Although the "Flaming Red Soft Drink of the Old West" – along with Wild West Sarsaparilla and the new Wild West Lemonade – are brewed elsewhere, company headquarters are here in an out-of-the-way office on West 12th Street.
"We're not in with the big three – Coca-Cola, Pepsi-Cola and Seven-Up – but each year our volume increases, which tells you something when we have no national advertising campaign," says Gerald Strohacker, president of World Trade, Inc.
Currently, through a dozen franchises and "umpteen" distributors in many states, his firm markets several million cases a year of the three drinks in cans, syrup and bottles.
UNLIKE THE legendary Indian beverage, however, firewater is not alcoholic. Rather, it's a red cherry-strawberry-cream soda concoction aimed mainly at youngsters. And most weeks in the four years the company has been selling it, letters pour in from kids, their parents and grandparents extolling the drink's virtues, Strohacker says.
"We're small enough that we can respond to all the letters. We always try to oblige the request of a small boy collecting cans or someone else who wants a bumper sticker," he said.
The company's best selling and oldest beverage is Sarsaparilla – the "First Soft Drink of the Old West" – a sweetened carbonated drink from the root beer family that is also geared toward the younger set.
World Trade, Inc. began producing the drink 11 years ago, along with eight or ten other companies, but now has only one competitor, Strohacker said proudly.
Recently, the company introduced for the summer months Wild West Lemonade, which tastes "just like Mom made it in the kitchen with fresh lemons," Strohacker said.
1974 Skaggs store ad from the Joplin Globe featuring Wild West Sarsaparilla |
"Sarsaparilla is not new in Asia, and in some parts of the world, like Puerto Rico, is regarded as a very healthful drink," Strohacker said.
Distribution is somewhat limited by state laws, according to Malcolm Hartley, former editorial editor of the Lorain Journal, the company's secretary and one of five stockholders. For example, Michigan's law of a 10-cent deposit per can forced the company out of the state.
Locally, the drinks are distributed through most beverage carry-out stores and highly visible at Al Gantose's concession stand in Lorain's Lakeview Park. Gantose, Allen Ashbolt of Lorain, and John Pappas of the insurance agency are the other stockholders.
Strohacker and Hartley are proud of the drinks' quality, which with no additives and no caffeine are as "wholesome and pure" as a soft drink can be, Hartley said. A diet drink hasn't been tested because the company prefers to shy away from saccharin.
AND THE company also has "the best cans in the business" graphically, Hartley says. The colorful Wild West scenes do indeed set the cans apart on a grocery shelf filled with soft drinks of every imaginable type.
Perhaps the only drawback to the drinks is "they don't mix with anything alcoholic, at least not that we've been able to find," Hartley laughed. When serving conventions where a mixer is desired, the company provides its own Seven-Up-type brand, Quaff, which hasn't been sold through distributors because of the direct competition with the powerful "Uncola."
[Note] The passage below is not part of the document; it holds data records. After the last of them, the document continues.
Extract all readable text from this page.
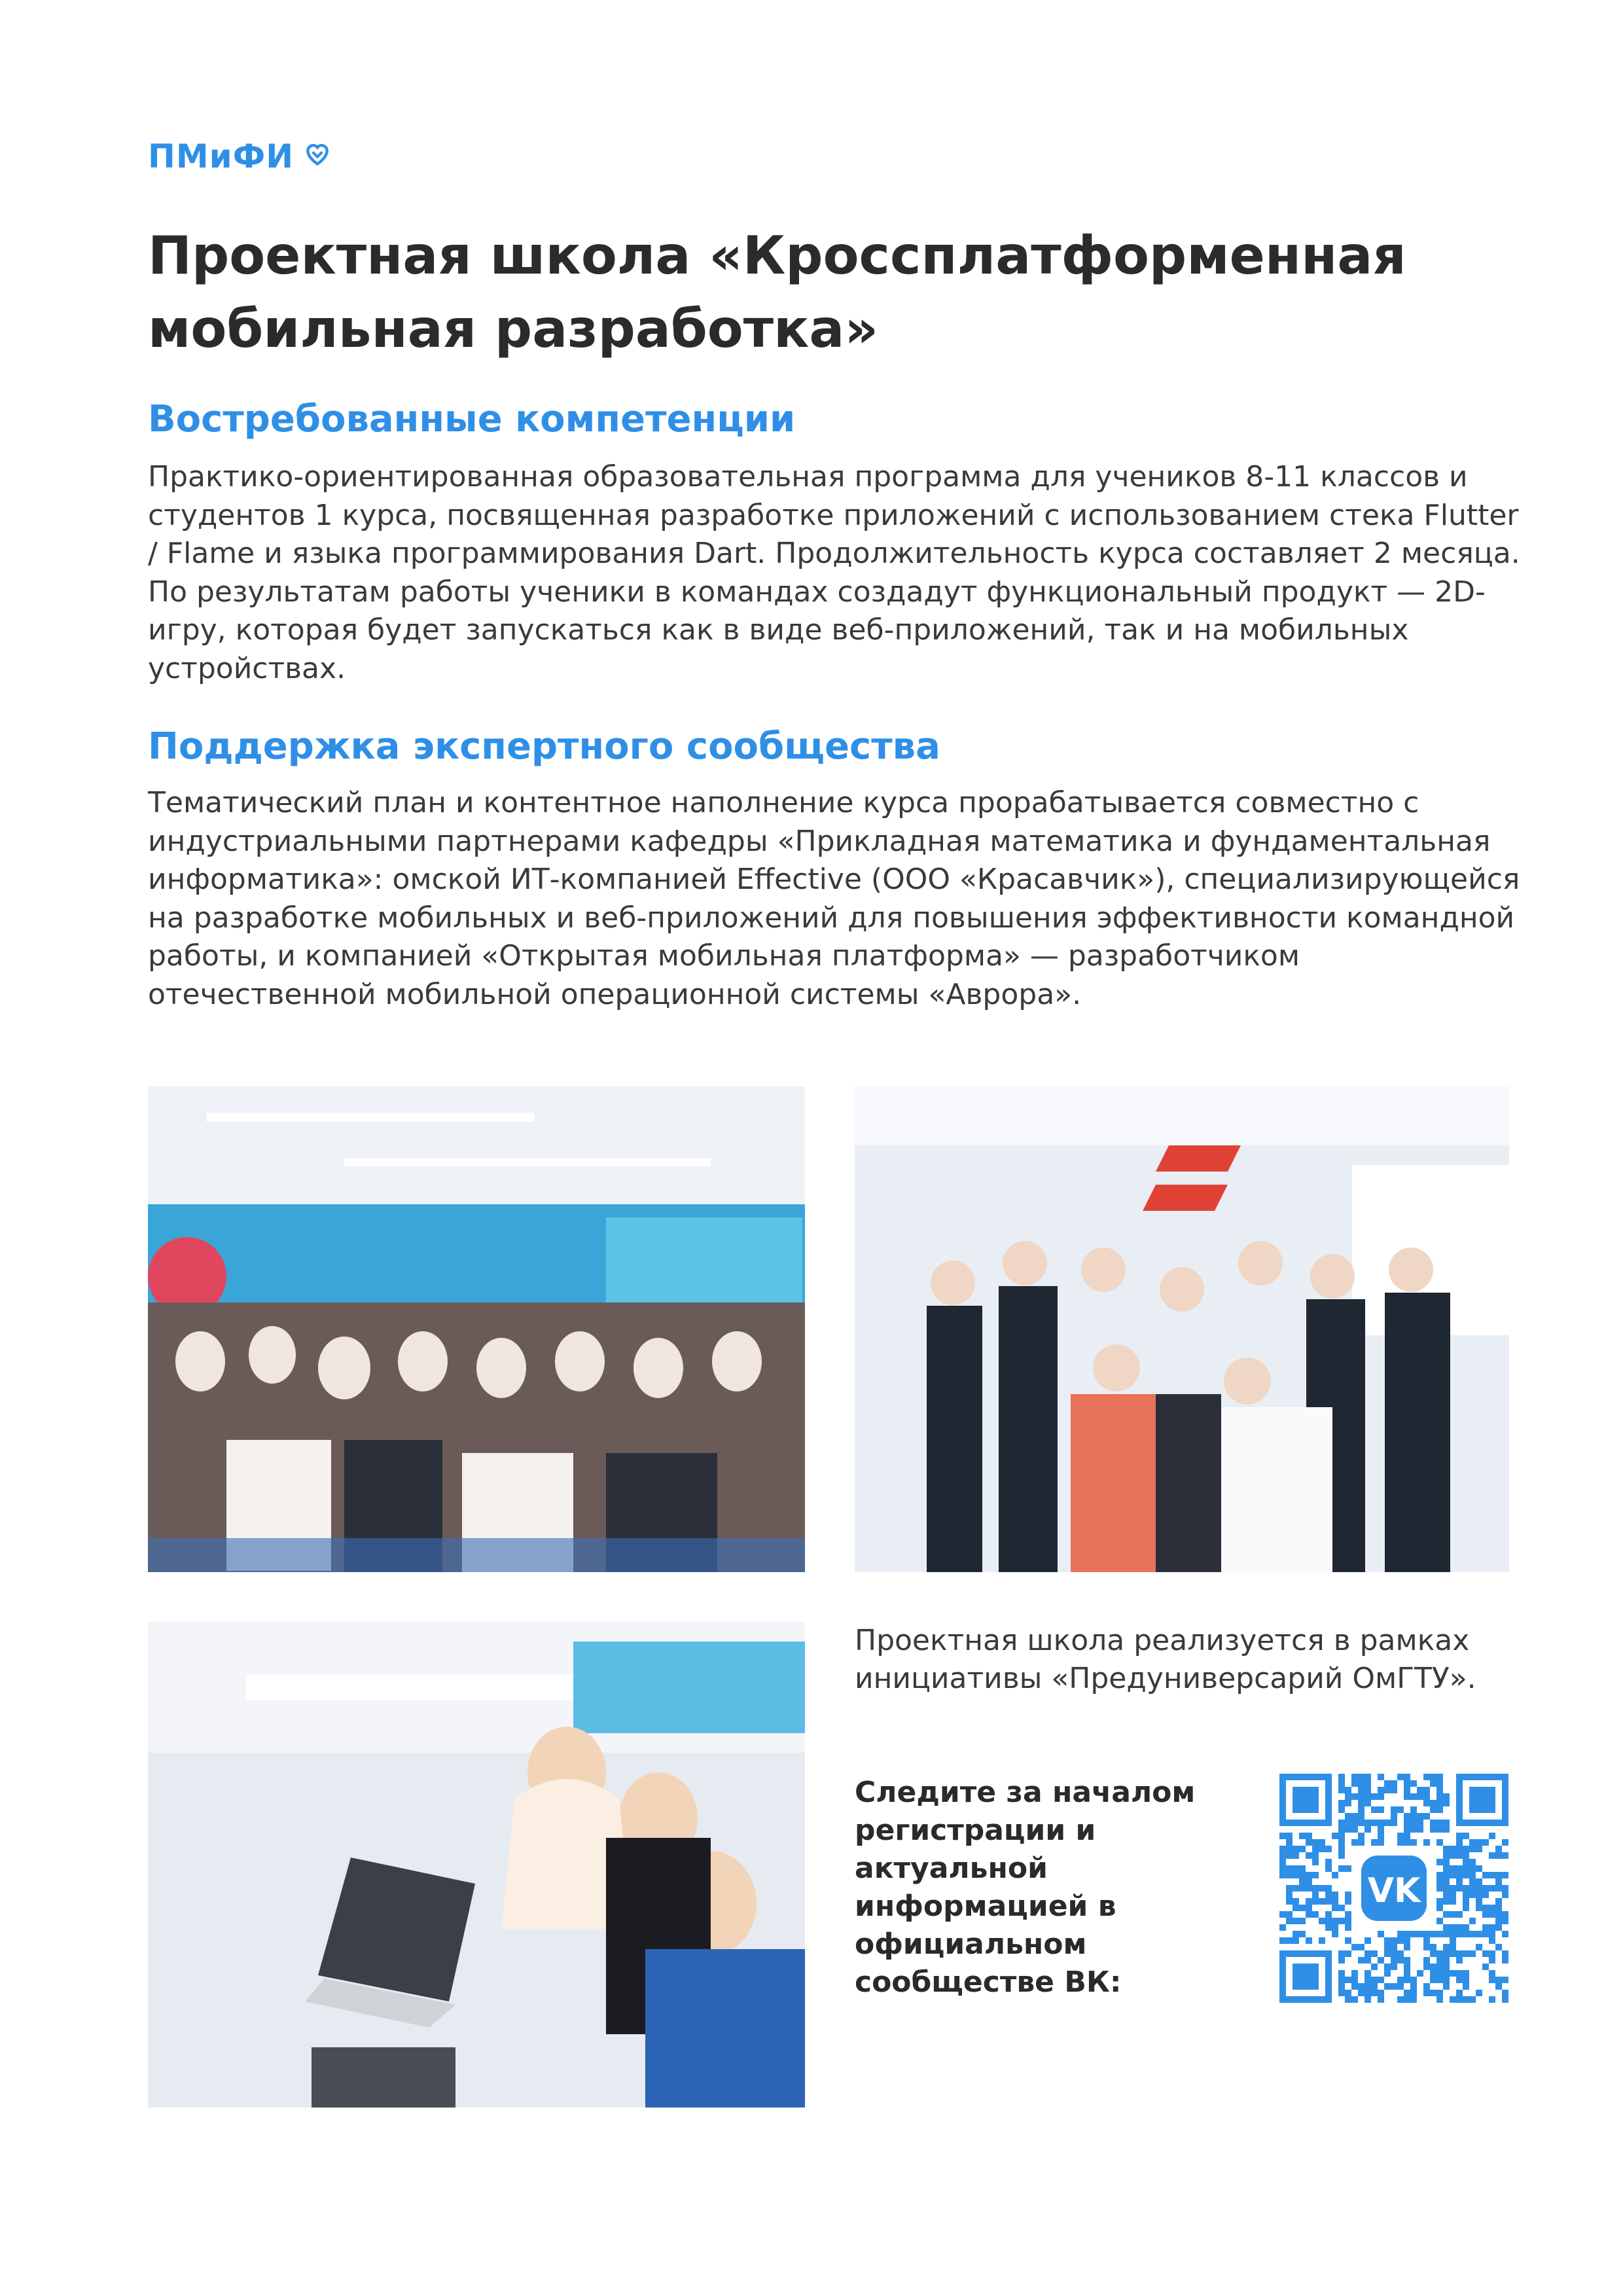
ПМиФИ
Проектная школа «Кроссплатформенная мобильная разработка»
Востребованные компетенции

Практико-ориентированная образовательная программа для учеников 8-11 классов и студентов 1 курса, посвященная разработке приложений с использованием стека Flutter / Flame и языка программирования Dart. Продолжительность курса составляет 2 месяца. По результатам работы ученики в командах создадут функциональный продукт — 2D-игру, которая будет запускаться как в виде веб-приложений, так и на мобильных устройствах.

Поддержка экспертного сообщества

Тематический план и контентное наполнение курса прорабатывается совместно с индустриальными партнерами кафедры «Прикладная математика и фундаментальная информатика»: омской ИТ-компанией Effective (ООО «Красавчик»), специализирующейся на разработке мобильных и веб-приложений для повышения эффективности командной работы, и компанией «Открытая мобильная платформа» — разработчиком отечественной мобильной операционной системы «Аврора».

Проектная школа реализуется в рамках инициативы «Предуниверсарий ОмГТУ».

Следите за началом регистрации и актуальной информацией в официальном сообществе ВК:

VK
The business has taken off so well that Strohacker, now a Lorain Port Authority member, was forced in 1972 to give up powerful positions as the vice chairman of the Lorain County Republican Central Committee and chairman of the Lorain Area Republican Central Committee because of the lack of time.
When the corporation was first formed in 1967, "we made a tremendous effort to do business overseas as a manufacturers representative, but the sometimes impossible government regulations made us decide to limit the business," Strohacker said.
ALTHOUGH the company could grow much larger with a national media blitz, Strohacker prefers the small-business approach.
"You can remain small and make a living or become big and face all the responsibility. Sometimes it's better to do one small thing well," he said.